The London Olympic Park is an example of the kind of large-scale regeneration project that joined-up thinking can achieve, Inventa Partners Chairman Lorraine Baldry said.

“There are the same issues today as there were then, albeit the NHS wasn’t so much of a worry and we were building more houses then,” she said. “Maybe some of the solutions are the same as well.”

Baldry said it was unclear precisely how Labour would enact some of its key policies relating to infrastructure and large housing projects, including the building of new towns, because they were focused on gaining power and said as little as possible with a big lead in the polls. 

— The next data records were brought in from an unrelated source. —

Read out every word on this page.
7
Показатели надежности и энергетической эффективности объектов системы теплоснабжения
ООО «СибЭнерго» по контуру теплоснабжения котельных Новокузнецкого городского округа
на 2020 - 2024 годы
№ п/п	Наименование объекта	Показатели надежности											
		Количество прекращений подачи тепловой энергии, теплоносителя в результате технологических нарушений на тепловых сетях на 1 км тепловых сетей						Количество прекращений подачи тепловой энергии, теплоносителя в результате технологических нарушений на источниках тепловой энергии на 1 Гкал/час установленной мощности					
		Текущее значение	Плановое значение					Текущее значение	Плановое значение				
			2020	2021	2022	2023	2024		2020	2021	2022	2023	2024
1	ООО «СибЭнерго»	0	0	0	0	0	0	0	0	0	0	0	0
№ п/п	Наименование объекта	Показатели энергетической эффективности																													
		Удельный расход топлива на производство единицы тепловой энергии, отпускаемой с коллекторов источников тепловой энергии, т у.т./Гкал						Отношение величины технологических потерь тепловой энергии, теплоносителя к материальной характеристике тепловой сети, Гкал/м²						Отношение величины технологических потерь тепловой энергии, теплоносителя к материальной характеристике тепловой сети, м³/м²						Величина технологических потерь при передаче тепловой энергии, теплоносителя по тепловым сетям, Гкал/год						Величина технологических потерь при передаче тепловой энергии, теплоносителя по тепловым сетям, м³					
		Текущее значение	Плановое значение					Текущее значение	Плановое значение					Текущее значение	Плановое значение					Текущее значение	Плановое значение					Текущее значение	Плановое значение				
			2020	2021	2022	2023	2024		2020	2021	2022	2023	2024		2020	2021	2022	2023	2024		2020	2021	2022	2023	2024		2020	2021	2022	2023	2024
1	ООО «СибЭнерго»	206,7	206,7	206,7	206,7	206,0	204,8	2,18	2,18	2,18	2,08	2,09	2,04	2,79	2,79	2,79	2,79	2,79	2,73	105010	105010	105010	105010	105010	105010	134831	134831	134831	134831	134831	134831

But development corporations, one of which was responsible for the delivery of the Olympic Park in east London, were a good mechanism for encouraging local authorities, the private sector and central government to work together for the benefit of local communities, she said. 

There is still much to learn about the new government, Chande said. The property industry is instinctively wary about Labour governments, with some of the traditional beliefs of a left-leaning party difficult to assimilate for a sector that is capitalist, red in tooth and claw. 

The central Labour party has consistently pushed back on the idea, but the fact that the Labour mayor of London, Sadiq Khan, is a loud proponent of rent control for private sector residential property worries real estate, Chande said. Build-to-rent is one of the sectors performing best in rental growth, and rent control would likely inhibit investment in the sector, as it has done in Scotland and the Republic of Ireland. 

While Labour has committed to not increasing income tax or national insurance in the medium term, there has been no such promise on capital gains tax, one of the key taxes impacting property investment deals, Chande said. 

There is a historic wariness, though Reeves and Starmer have made strong overtures to the business sector and outlined that they are fully in favour of wealth creation.

“The unions still carry a lot of influence,” Chande said. “Are they a wolf in sheep’s clothing?”

But more broadly, there is a feeling that after a period of nearly constant uncertainty and upheaval, the UK and its property sector have a chance to change the narrative. 

“Since 2016, it’s been a challenge to promote the UK,” Chande said. “But we’ve had more inquiries from overseas investors about putting money in the UK in the last few months than we’ve had for some time. We think maybe this is an opportunity for the UK.”